I need to generate parameters for the SRP protocol. My base strategy is to generate a safe prime q = 2*p + 1 where p is also a prime. I want to use as low generator as possible, preferably "2". Now, all elements of (Z/qZ) is going to have one of the following orders: 1, 2, p or 2*p due to the group having order 2*p, so 2 must generate a subgroup of one of those orders. Since q is large, we can exclude 1 and 2 as possibilities, leaving p and 2*p as the only possible orders of the subgroup. It can be easily determined which it is by simply checking if 2^p = 1 mod q.

Now my question is, which is cryptographically preferred for security against the discrete-log attack? I.e. is it preferred to select p and q such that 2 has order p, or is 2*p preferable? 2*p clearly implies a subgroup twice as big. On the other hand, p is prime. I don't know if there's any special benefit to the subgroup itself having prime order.

• BTW: if you select your strong prime $q \equiv 3 \pmod 8$, then $g=2$ is guaranteed to be a primitive element... – poncho May 8 '17 at 17:19

For DH, whether the subgroup is of order $p$ and $2p$ isn't that big of a deal; if it's $2p$, that means that the attacker can deduce one bit of the exponent; that's minimal. As for computing the discrete log, it's effectively equivalent; given an Oracle that can compute the DLog of an element of one order, you can (with one query) compute the DLog of an element of the other.
On the other hand, you're using SRP, and that changes things.
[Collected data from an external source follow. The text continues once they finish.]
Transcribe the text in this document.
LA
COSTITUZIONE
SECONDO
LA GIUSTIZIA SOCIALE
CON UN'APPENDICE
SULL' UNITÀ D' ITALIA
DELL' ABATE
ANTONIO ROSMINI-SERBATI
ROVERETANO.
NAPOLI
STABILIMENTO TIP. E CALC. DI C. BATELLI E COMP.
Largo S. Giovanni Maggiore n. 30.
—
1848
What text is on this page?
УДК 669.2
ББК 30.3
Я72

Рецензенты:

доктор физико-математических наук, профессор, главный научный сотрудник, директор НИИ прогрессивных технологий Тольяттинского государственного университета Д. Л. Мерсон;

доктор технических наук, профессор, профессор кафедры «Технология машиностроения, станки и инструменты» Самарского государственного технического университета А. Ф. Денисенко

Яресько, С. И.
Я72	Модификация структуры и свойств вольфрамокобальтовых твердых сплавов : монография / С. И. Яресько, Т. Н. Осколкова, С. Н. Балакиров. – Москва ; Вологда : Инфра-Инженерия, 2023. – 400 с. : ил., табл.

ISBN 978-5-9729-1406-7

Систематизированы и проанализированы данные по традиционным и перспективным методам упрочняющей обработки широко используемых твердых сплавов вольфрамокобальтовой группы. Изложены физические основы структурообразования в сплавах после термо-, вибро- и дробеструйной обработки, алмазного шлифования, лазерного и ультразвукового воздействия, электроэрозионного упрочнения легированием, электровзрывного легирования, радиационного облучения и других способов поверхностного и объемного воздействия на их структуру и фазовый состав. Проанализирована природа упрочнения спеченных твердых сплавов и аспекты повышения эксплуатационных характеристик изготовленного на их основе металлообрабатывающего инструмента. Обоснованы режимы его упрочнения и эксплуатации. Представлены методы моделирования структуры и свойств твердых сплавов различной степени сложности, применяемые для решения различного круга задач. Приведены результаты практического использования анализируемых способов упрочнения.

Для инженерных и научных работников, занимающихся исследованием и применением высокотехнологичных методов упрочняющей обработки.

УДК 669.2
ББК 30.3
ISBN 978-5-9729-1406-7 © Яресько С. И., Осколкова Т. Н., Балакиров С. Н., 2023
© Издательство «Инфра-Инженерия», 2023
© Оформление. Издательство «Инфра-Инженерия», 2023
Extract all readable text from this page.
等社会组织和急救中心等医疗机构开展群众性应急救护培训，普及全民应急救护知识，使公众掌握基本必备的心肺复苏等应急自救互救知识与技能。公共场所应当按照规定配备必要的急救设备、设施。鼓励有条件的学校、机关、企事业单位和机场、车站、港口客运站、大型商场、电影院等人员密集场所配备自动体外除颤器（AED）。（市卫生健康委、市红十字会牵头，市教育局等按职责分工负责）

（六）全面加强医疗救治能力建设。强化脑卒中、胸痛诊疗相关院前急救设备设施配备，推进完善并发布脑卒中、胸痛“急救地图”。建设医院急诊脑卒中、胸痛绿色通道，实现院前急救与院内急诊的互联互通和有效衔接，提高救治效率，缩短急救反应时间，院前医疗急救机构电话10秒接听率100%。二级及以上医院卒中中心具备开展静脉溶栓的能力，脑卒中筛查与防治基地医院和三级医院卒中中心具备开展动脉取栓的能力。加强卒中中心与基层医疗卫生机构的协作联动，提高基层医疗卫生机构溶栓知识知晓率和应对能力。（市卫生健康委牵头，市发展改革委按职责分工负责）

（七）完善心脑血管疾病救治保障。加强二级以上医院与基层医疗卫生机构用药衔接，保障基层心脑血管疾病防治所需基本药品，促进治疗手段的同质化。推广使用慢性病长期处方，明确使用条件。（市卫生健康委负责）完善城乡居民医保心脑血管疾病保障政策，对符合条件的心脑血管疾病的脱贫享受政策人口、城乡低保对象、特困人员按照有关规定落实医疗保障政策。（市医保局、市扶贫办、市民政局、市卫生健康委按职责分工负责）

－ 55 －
For SRP, you MUST use a primitive element, that is, one with order $2p$. If you pick a proper subgroup; that is, a group for which random values in $Z_q$ have a nontrivial probability of not being in the group, the attacker can effectively eliminate many of the possiblities for the secret value from a single exchange; this is a violation of the SRP security policies.